On-site surgery and remote follow-up
The patient came to Cleveland in January 2020 and was admitted to Cleveland Clinic’s main campus hospital the day of her scheduled surgery. After preoperative examination, she underwent the procedure as planned by Dr. Steinmetz and was discharged three days later, in late January.
“We were successful in removing the screws and the bone around the cage and also in untethering the nerves from the cage and elevating them,” says Dr. Steinmetz.
The patient returned to her home in the Southwest and had her first follow-up virtual visit with Dr. Steinmetz at the beginning of March. She was functioning significantly better — she could climb stairs again for the first time in many months — but still had some nerve pain for which she was continuing physical therapy with local providers.
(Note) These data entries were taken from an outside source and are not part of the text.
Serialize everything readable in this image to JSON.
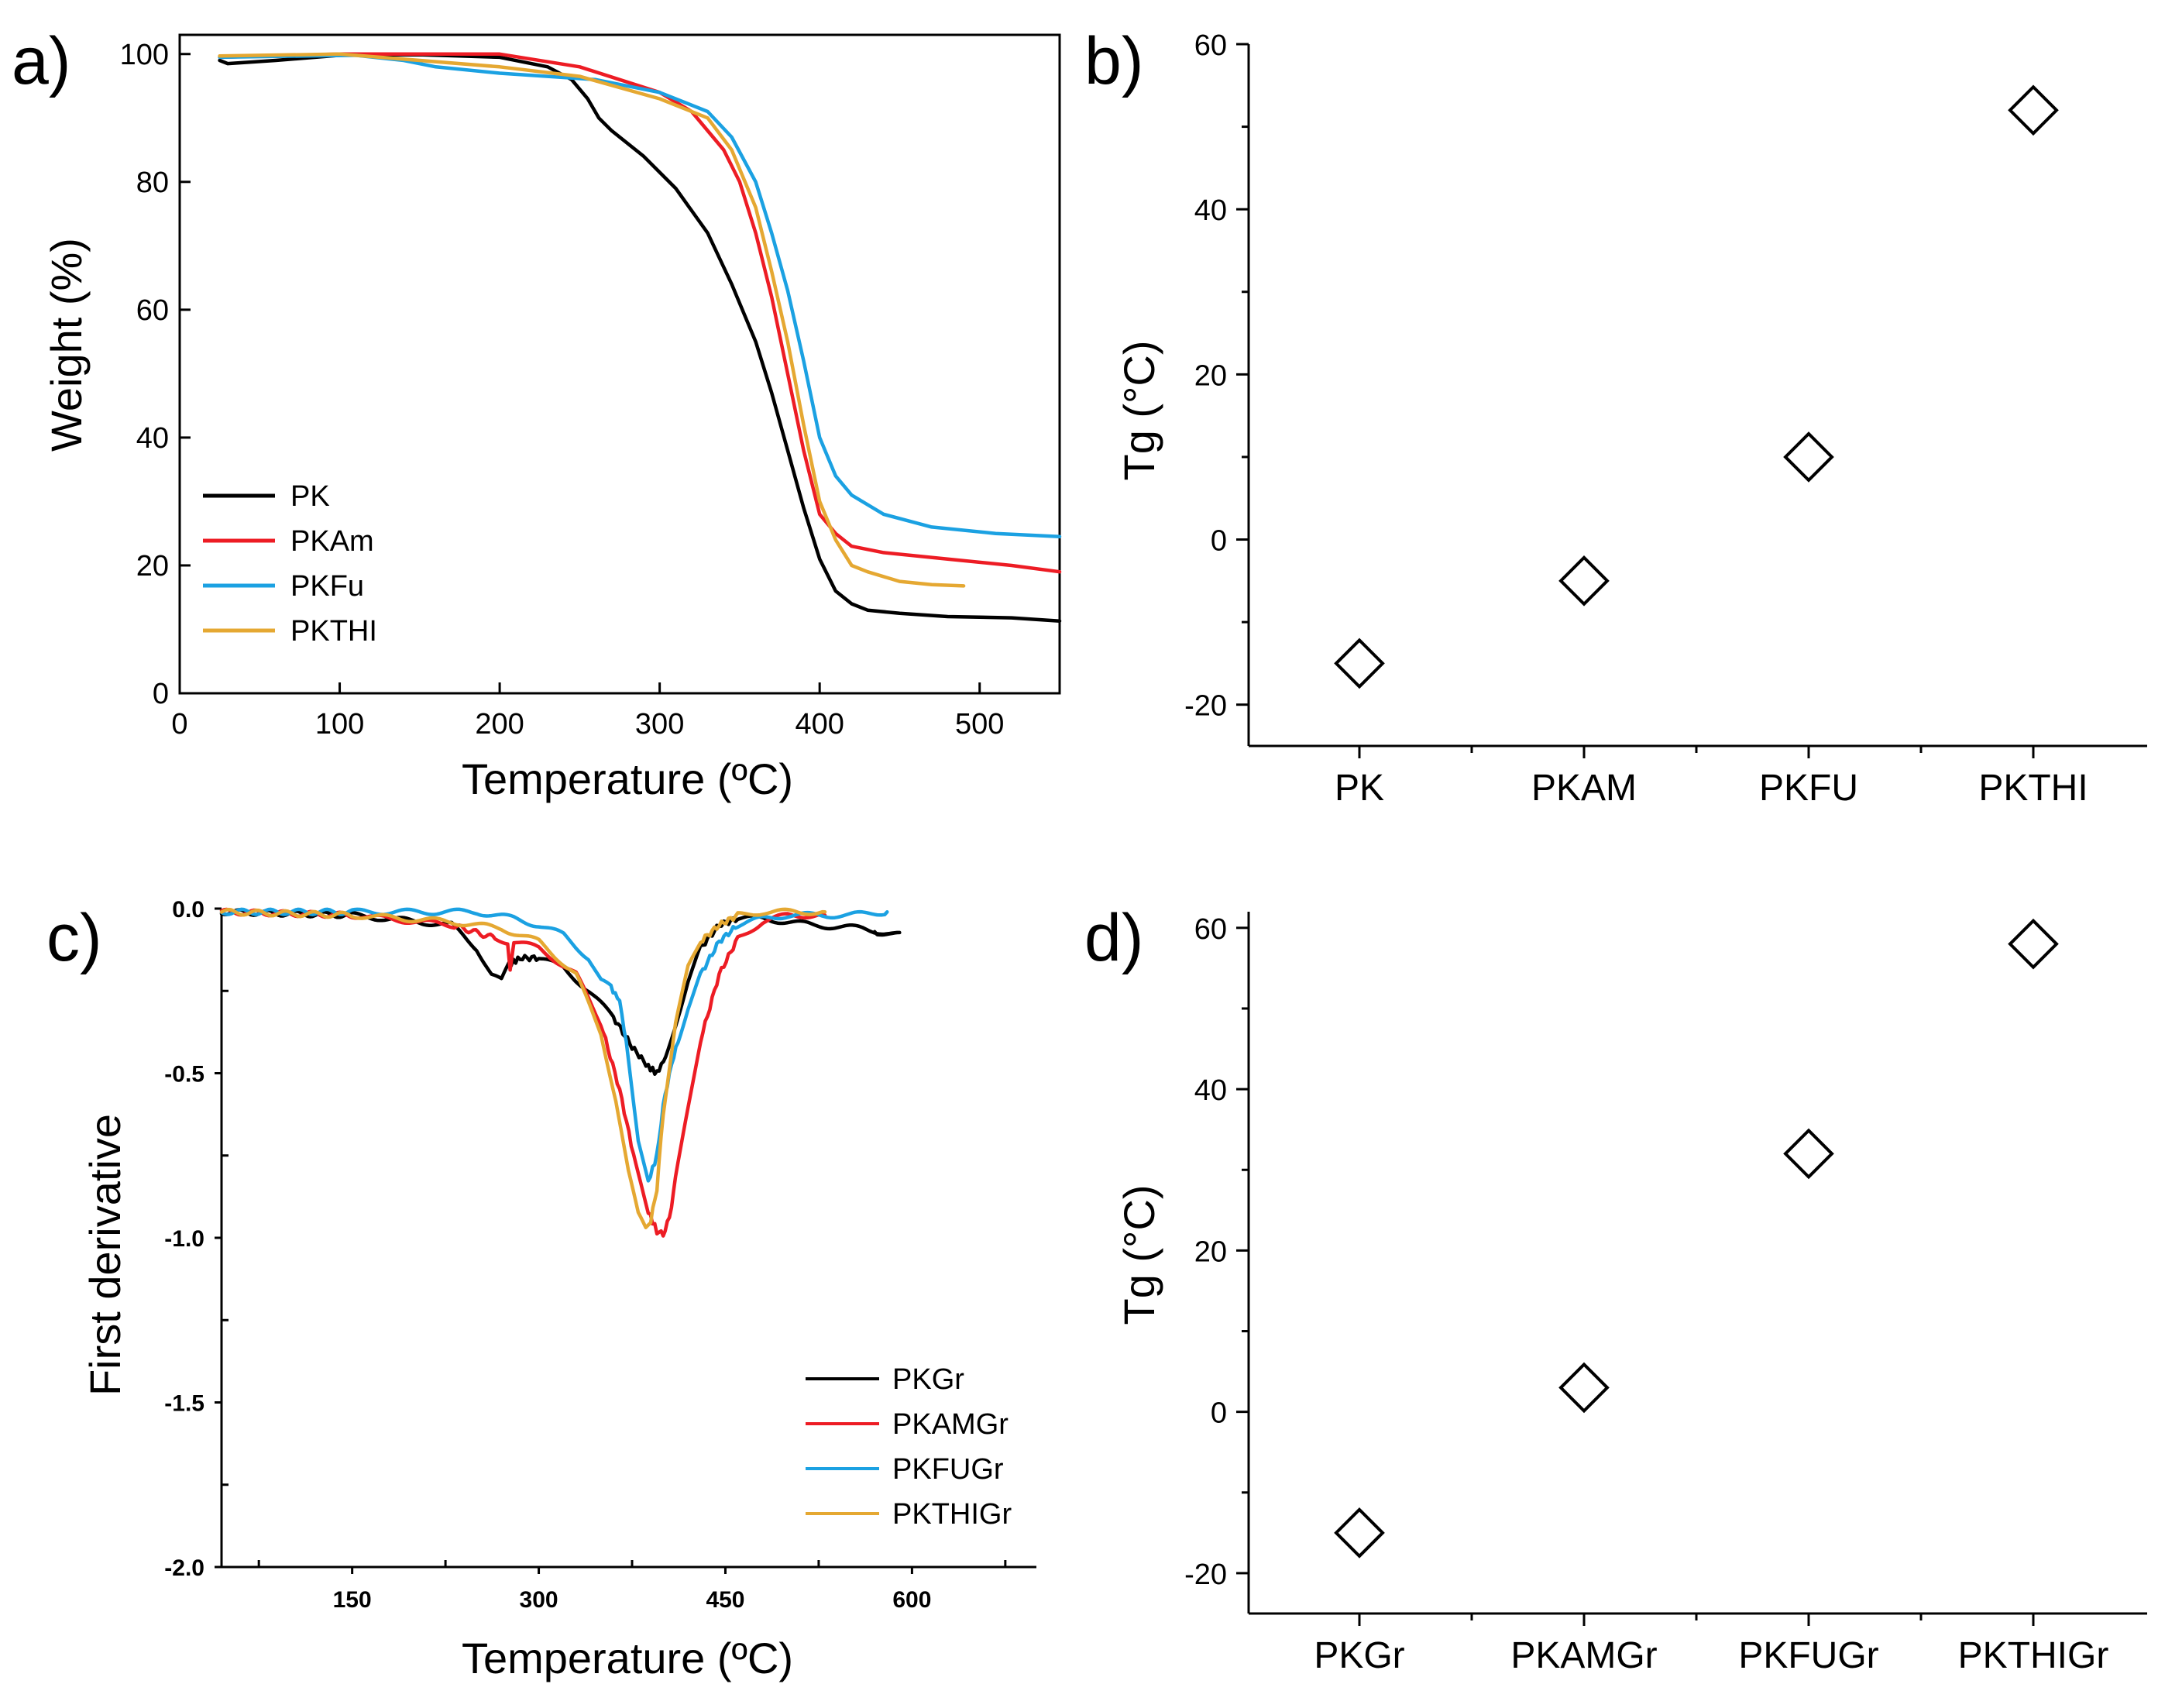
{
  "chart_data": [
    {
      "panel": "a)",
      "type": "line",
      "xlabel": "Temperature  (ºC)",
      "ylabel": "Weight (%)",
      "xlim": [
        0,
        550
      ],
      "ylim": [
        0,
        103
      ],
      "xticks": [
        0,
        100,
        200,
        300,
        400,
        500
      ],
      "yticks": [
        0,
        20,
        40,
        60,
        80,
        100
      ],
      "legend_position": "bottom-left",
      "series": [
        {
          "name": "PK",
          "color": "#000000",
          "x": [
            25,
            30,
            60,
            100,
            150,
            200,
            230,
            245,
            255,
            262,
            270,
            290,
            310,
            330,
            345,
            360,
            370,
            380,
            390,
            400,
            410,
            420,
            430,
            450,
            480,
            520,
            550
          ],
          "y": [
            99,
            98.5,
            99,
            99.8,
            99.9,
            99.5,
            98,
            96,
            93,
            90,
            88,
            84,
            79,
            72,
            64,
            55,
            47,
            38,
            29,
            21,
            16,
            14,
            13,
            12.5,
            12,
            11.8,
            11.3
          ]
        },
        {
          "name": "PKAm",
          "color": "#ed1c24",
          "x": [
            25,
            100,
            200,
            250,
            300,
            320,
            340,
            350,
            360,
            370,
            380,
            390,
            400,
            410,
            420,
            440,
            480,
            520,
            550
          ],
          "y": [
            99.5,
            100,
            100,
            98,
            94,
            91,
            85,
            80,
            72,
            62,
            50,
            38,
            28,
            25,
            23,
            22,
            21,
            20,
            19
          ]
        },
        {
          "name": "PKFu",
          "color": "#1ba1e2",
          "x": [
            25,
            80,
            110,
            140,
            160,
            200,
            260,
            300,
            330,
            345,
            360,
            370,
            380,
            390,
            400,
            410,
            420,
            440,
            470,
            510,
            550
          ],
          "y": [
            99.5,
            99.7,
            99.8,
            99,
            98,
            97,
            96,
            94,
            91,
            87,
            80,
            72,
            63,
            52,
            40,
            34,
            31,
            28,
            26,
            25,
            24.5
          ]
        },
        {
          "name": "PKTHI",
          "color": "#e5a832",
          "x": [
            25,
            100,
            150,
            200,
            250,
            300,
            330,
            345,
            360,
            370,
            380,
            390,
            400,
            410,
            420,
            430,
            450,
            470,
            490
          ],
          "y": [
            99.7,
            100,
            99,
            98,
            96.5,
            93,
            90,
            85,
            76,
            66,
            55,
            42,
            30,
            24,
            20,
            19,
            17.5,
            17,
            16.8
          ]
        }
      ]
    },
    {
      "panel": "b)",
      "type": "scatter",
      "ylabel": "Tg (°C)",
      "categories": [
        "PK",
        "PKAM",
        "PKFU",
        "PKTHI"
      ],
      "values": [
        -15,
        -5,
        10,
        52
      ],
      "ylim": [
        -25,
        60
      ],
      "yticks": [
        -20,
        0,
        20,
        40,
        60
      ]
    },
    {
      "panel": "c)",
      "type": "line",
      "xlabel": "Temperature (ºC)",
      "ylabel": "First derivative",
      "xlim": [
        45,
        700
      ],
      "ylim": [
        -2.0,
        0.0
      ],
      "xticks": [
        150,
        300,
        450,
        600
      ],
      "xtick_labels": [
        "150",
        "300",
        "450",
        "600"
      ],
      "yticks": [
        0.0,
        -0.5,
        -1.0,
        -1.5,
        -2.0
      ],
      "ytick_labels": [
        "0.0",
        "-0.5",
        "-1.0",
        "-1.5",
        "-2.0"
      ],
      "legend_position": "bottom-right",
      "series": [
        {
          "name": "PKGr",
          "color": "#000000",
          "x": [
            45,
            150,
            230,
            250,
            262,
            270,
            276,
            285,
            300,
            320,
            340,
            360,
            375,
            388,
            395,
            402,
            410,
            420,
            430,
            445,
            460,
            480,
            500,
            520,
            560,
            590,
            570
          ],
          "y": [
            -0.01,
            -0.02,
            -0.05,
            -0.12,
            -0.2,
            -0.22,
            -0.17,
            -0.15,
            -0.15,
            -0.18,
            -0.25,
            -0.33,
            -0.42,
            -0.48,
            -0.5,
            -0.45,
            -0.35,
            -0.22,
            -0.12,
            -0.05,
            -0.03,
            -0.03,
            -0.04,
            -0.05,
            -0.06,
            -0.08,
            -0.07
          ]
        },
        {
          "name": "PKAMGr",
          "color": "#ed1c24",
          "x": [
            45,
            150,
            230,
            265,
            275,
            277,
            280,
            300,
            330,
            350,
            365,
            378,
            388,
            395,
            400,
            405,
            410,
            418,
            430,
            445,
            460,
            480,
            500,
            520,
            530
          ],
          "y": [
            -0.01,
            -0.02,
            -0.05,
            -0.09,
            -0.1,
            -0.18,
            -0.1,
            -0.12,
            -0.2,
            -0.35,
            -0.55,
            -0.78,
            -0.92,
            -0.98,
            -0.99,
            -0.94,
            -0.82,
            -0.65,
            -0.4,
            -0.2,
            -0.09,
            -0.04,
            -0.02,
            -0.02,
            -0.02
          ]
        },
        {
          "name": "PKFUGr",
          "color": "#1ba1e2",
          "x": [
            45,
            150,
            250,
            280,
            300,
            320,
            340,
            350,
            358,
            365,
            372,
            380,
            388,
            395,
            400,
            405,
            412,
            420,
            430,
            445,
            460,
            480,
            500,
            550,
            580
          ],
          "y": [
            -0.01,
            -0.01,
            -0.01,
            -0.03,
            -0.05,
            -0.08,
            -0.15,
            -0.22,
            -0.24,
            -0.28,
            -0.45,
            -0.7,
            -0.83,
            -0.75,
            -0.6,
            -0.5,
            -0.4,
            -0.3,
            -0.2,
            -0.1,
            -0.05,
            -0.03,
            -0.02,
            -0.02,
            -0.01
          ]
        },
        {
          "name": "PKTHIGr",
          "color": "#e5a832",
          "x": [
            45,
            150,
            230,
            270,
            300,
            330,
            350,
            362,
            372,
            380,
            386,
            390,
            395,
            400,
            410,
            420,
            430,
            445,
            460,
            480,
            500,
            530
          ],
          "y": [
            -0.01,
            -0.02,
            -0.04,
            -0.06,
            -0.1,
            -0.2,
            -0.38,
            -0.58,
            -0.8,
            -0.93,
            -0.97,
            -0.95,
            -0.85,
            -0.62,
            -0.35,
            -0.18,
            -0.1,
            -0.05,
            -0.02,
            -0.01,
            -0.01,
            -0.01
          ]
        }
      ]
    },
    {
      "panel": "d)",
      "type": "scatter",
      "ylabel": "Tg (°C)",
      "categories": [
        "PKGr",
        "PKAMGr",
        "PKFUGr",
        "PKTHIGr"
      ],
      "values": [
        -15,
        3,
        32,
        58
      ],
      "ylim": [
        -25,
        62
      ],
      "yticks": [
        -20,
        0,
        20,
        40,
        60
      ]
    }
  ]
}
She reported a return of sensation in her thigh and was able to reduce the dosage of her pain medications. She estimated her pain to be reduced by 50% from her preoperative baseline and reported significantly improved quality of life.
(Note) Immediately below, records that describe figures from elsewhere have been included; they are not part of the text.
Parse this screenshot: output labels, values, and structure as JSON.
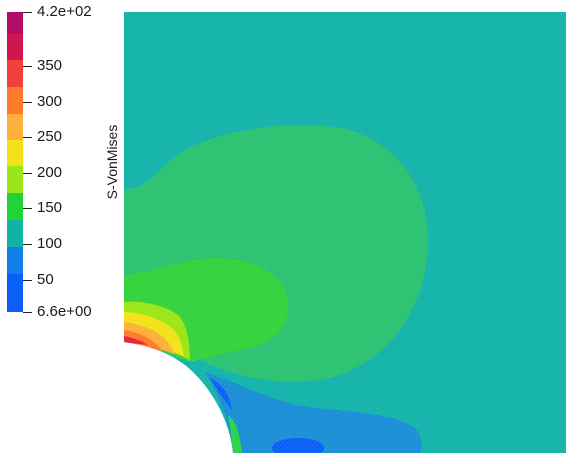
{
  "legend": {
    "title": "S-VonMises",
    "max_label": "4.2e+02",
    "min_label": "6.6e+00",
    "ticks": [
      "350",
      "300",
      "250",
      "200",
      "150",
      "100",
      "50"
    ],
    "range": [
      6.6,
      420
    ]
  },
  "colors": {
    "background_field": "#14b3ab",
    "band_colors": [
      "#0b5ef7",
      "#127fe8",
      "#11b3a4",
      "#22d23a",
      "#9ae616",
      "#f3e21a",
      "#ffb03a",
      "#ff8a2b",
      "#f1503a",
      "#e8233f",
      "#b10d66"
    ]
  }
}
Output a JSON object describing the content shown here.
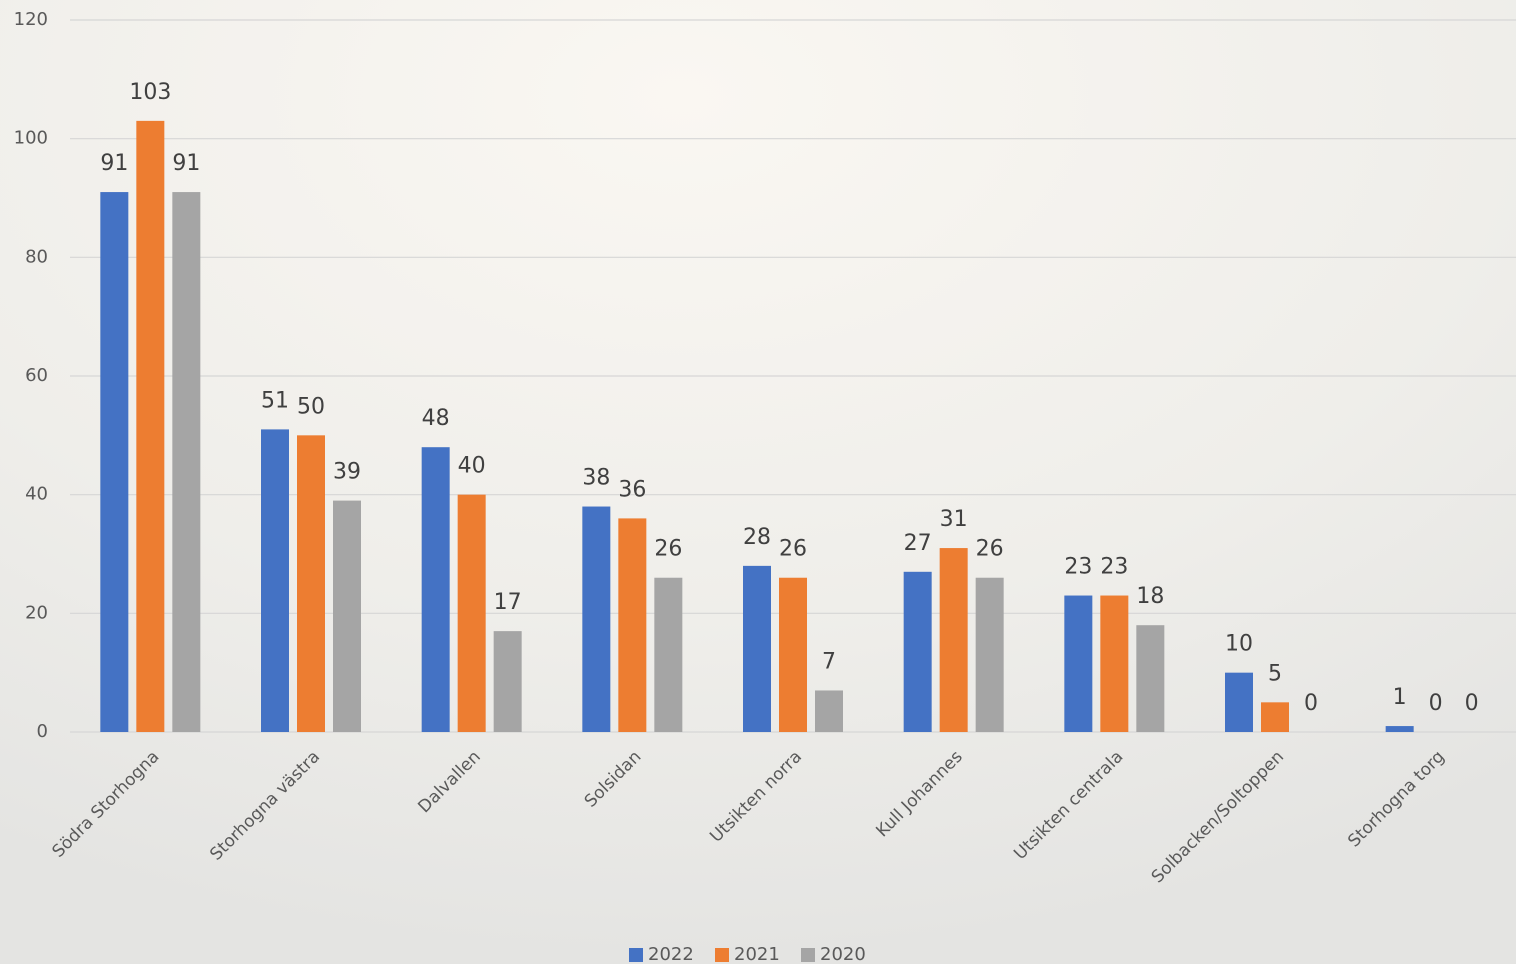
{
  "chart_data": {
    "type": "bar",
    "categories": [
      "Södra Storhogna",
      "Storhogna västra",
      "Dalvallen",
      "Solsidan",
      "Utsikten norra",
      "Kull Johannes",
      "Utsikten centrala",
      "Solbacken/Soltoppen",
      "Storhogna torg"
    ],
    "series": [
      {
        "name": "2022",
        "color": "#4472c4",
        "values": [
          91,
          51,
          48,
          38,
          28,
          27,
          23,
          10,
          1
        ]
      },
      {
        "name": "2021",
        "color": "#ed7d31",
        "values": [
          103,
          50,
          40,
          36,
          26,
          31,
          23,
          5,
          0
        ]
      },
      {
        "name": "2020",
        "color": "#a5a5a5",
        "values": [
          91,
          39,
          17,
          26,
          7,
          26,
          18,
          0,
          0
        ]
      }
    ],
    "ylim": [
      0,
      120
    ],
    "yticks": [
      0,
      20,
      40,
      60,
      80,
      100,
      120
    ],
    "grid": true,
    "legend": "bottom"
  }
}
At a subsequent follow-up virtual visit in July, she reported continuing physical therapy for her residual pain but expressed satisfaction with the improvement achieved since her surgery at Cleveland Clinic. Dr. Steinmetz has recommended continuation of conservative therapy for symptoms with the possibility of eventual spinal cord stimulator therapy if her pain persists.
The follow-up virtual visits are conducted by Dr. Steinmetz with the patient’s local physician present as well, who works with him to perform the physical examination and supplement the patient’s reporting of symptoms and other developments.
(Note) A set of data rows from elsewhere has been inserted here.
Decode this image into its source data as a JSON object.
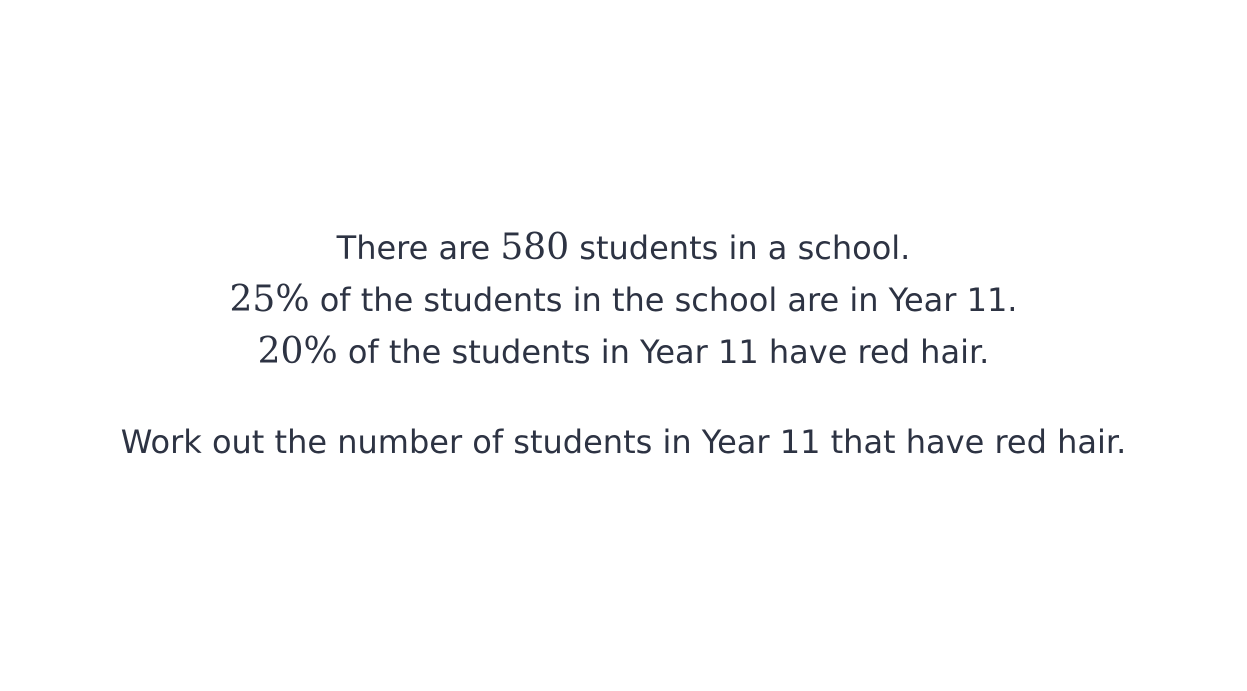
{
  "question": {
    "line1": {
      "before": "There are ",
      "math": "580",
      "after": " students in a school."
    },
    "line2": {
      "math": "25%",
      "after": " of the students in the school are in Year 11."
    },
    "line3": {
      "math": "20%",
      "after": " of the students in Year 11 have red hair."
    },
    "task": "Work out the number of students in Year 11 that have red hair."
  }
}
Discussion: Little difference from in-person management
Dr. Steinmetz and colleagues in the Center for Spine Health have been doing virtual evaluations of patients for spine surgery for more than two years, with the number of such consults swelling since the advent of COVID-19. He notes that the most remarkable aspect of these cases may be how similar they are to the cases of patients seen exclusively in person.
“Other than not having the ability to lay hands on the patient — which we do preoperatively if we jointly decide to proceed with surgery — there is not much difference in how I evaluate and manage patients virtually versus in person,” he says. “That is a testament to the systems and platforms we have refined over the past few years, which integrate the various steps of management fairly seamlessly for patients and providers alike. As a spine surgeon, I am able to have the patient’s relevant imaging, significant history, recent neurologic test results and similar information at my fingertips through the EHR. I can review imaging studies with the patient directly and use them to visually describe a potential operation. And I am still able to look patients in the eye via video and relate to them to address uncertainties and fears.”
The teamwork built into virtual evaluation and consultation yields efficiencies as well. “It’s key that virtual consultations begin with virtual appointments with our advanced practice providers to do screening and evaluation to supplement the data entered by our triage team to ensure we have all the information needed,” Dr. Steinmetz notes. “This allows me to focus my virtual visit with the patient on whether or not we can offer a surgical solution.”
In view of all the similarities with traditional in-person management, the biggest difference may be in the number and location of patients who benefit. “If we weren’t offering these services virtually, patients like this one may not get matched with the care they need,” he concludes.